RESISTENSI KEPENTINGAN, DJP VS PERBANKAN
Melihat tren tax ratio Indonesia dalam satu dekade terakhir yang tak kunjung berubah di level 12%, mengindikasikan masih lemahnya sistem administrasi perpajakan di Indonesia, salah satunya adalah database perpajakan yang buruk.
Sudah 13 tahun reformasi birokrasi mengiringi perjalanan DJP menjadi institusi yang modern, namun hingga saat ini DJP masih saja tidak mempunyai data yang kongkrit untuk mengukur kuantitas seberapa besar Wajib Pajak harus membayar pajaknya secara real. Terlebih dengan diterapkannya sistem self assessment yang rentan menimbulkan tax avoidance, dengan mempunyai high quality database setidaknya dapat digunakan sebagai alat preventive control bagi Wajib Pajak yang ingin melakukan pengemplangan pajak. DJP sebagai institusi perpajakan di Indonesia, sudah sepatutnya mempunyai basis data wajib pajak yang kuat, database yang terintegrasi ke seluruh lembaga/instansi pemerintahan secara by system, misalnya data yang terintegrasi dengan KTP melalui Pemerintah Daerah serta data yang terintegrasi dengan simpanan nasabah melalui dunia Perbankan. Dengan terintegrasinya basis data pajak dengan berbagai lembaga/institusi pemerintah terkait, diharapkan akan membuka peluang potensi baru serta pengawasan yang semakin runcing, yang impact-nya adalah peningkatan penerimaan negara yang bersumber dari pendapatan pajak. Sayangnya, harapan DJP untuk mempunyai high quality database rasanya sangat sulit tercapai, terutama dalam hal membuka rahasia bank.

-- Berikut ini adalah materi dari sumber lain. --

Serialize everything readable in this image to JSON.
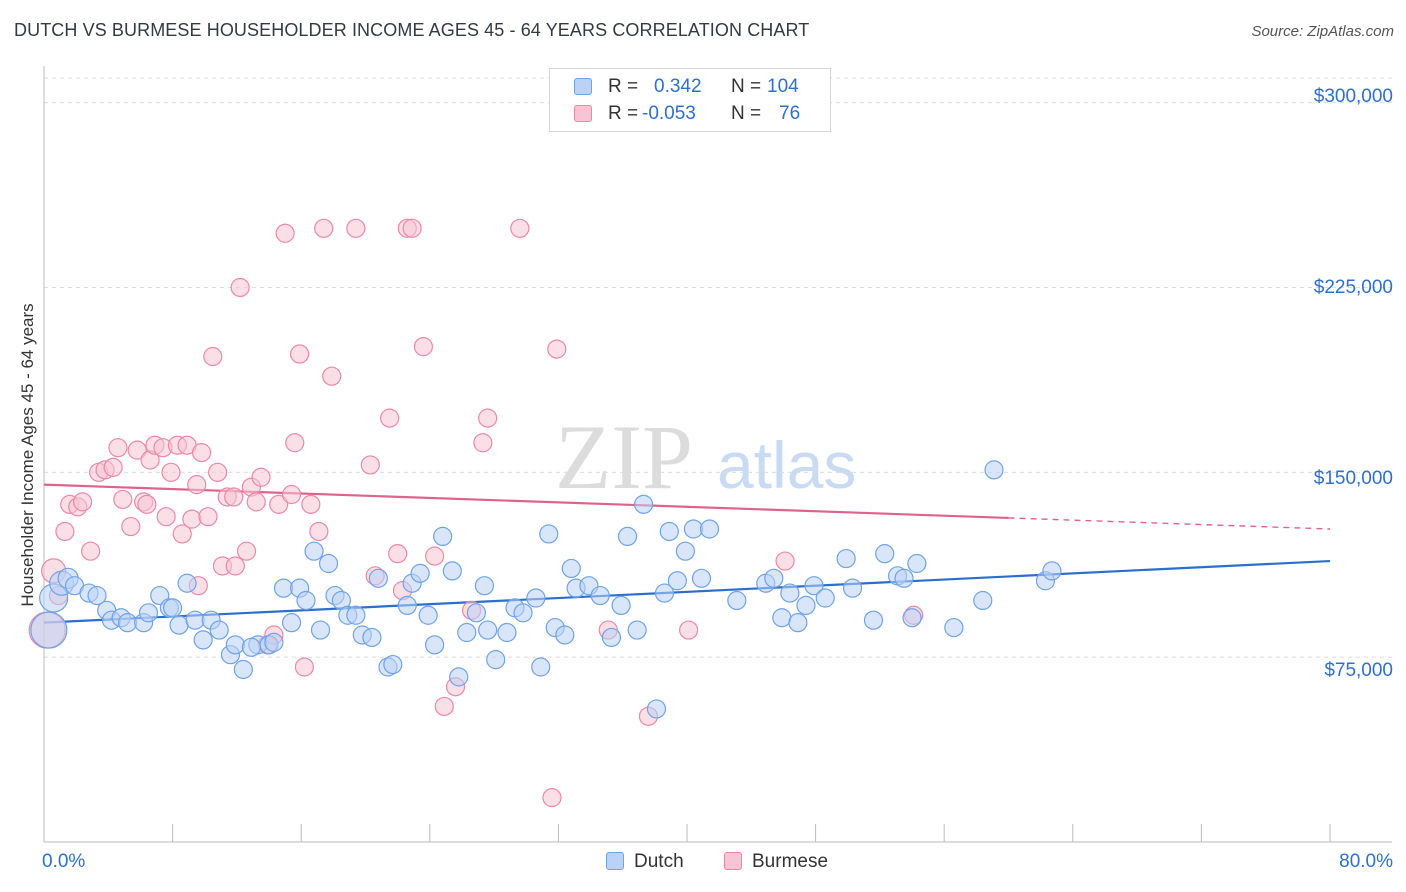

Sebenarnya untuk dapat membuka akses perbankan bukanlah sesuatu yang haram bagi DJP, karena sudah ada aturan hukum Perundang-undangan yang mengatur, namun aturan tersebut dinilai hanya memberikan ruang lingkup akses yang terlalu sempit serta birokrasi yang rumit, sehingga DJP menginginkan diberikan akses yang lebih luas serta waktu proses yang lebih singkat. Sistem tata hukum Indonesia yang mengatur relation antara rahasia bank dengan pajak antara lain tertuang dalam Undang-Undang No. 10 Tahun 1998 tentang Perubahan atas Undang-Undang Nomor 7 Tahun 1992 tentang Perbankan, Undang-Undang No.6 Tahun 1983 tentang Ketentuan Umum dan Tata Cara Perpajakan Sebagaimana Telah Diubah dengan Undang-Undang Nomor 16 Tahun 2009, Peraturan Bank Indonesia No. 2/19/PBI/2000 tentang Persyaratan dan Tata Cara Pemberian Perintah atau Izin Tertulis Membuka Rahasia Bank, serta Peraturan Menteri Keuangan No.87/PMK.03/2013 tentang Tata Cara Permintaan Keterangan atau Bukti Dari Pihak-Pihak yang Terikat oleh Kewajiban Merahasiakan.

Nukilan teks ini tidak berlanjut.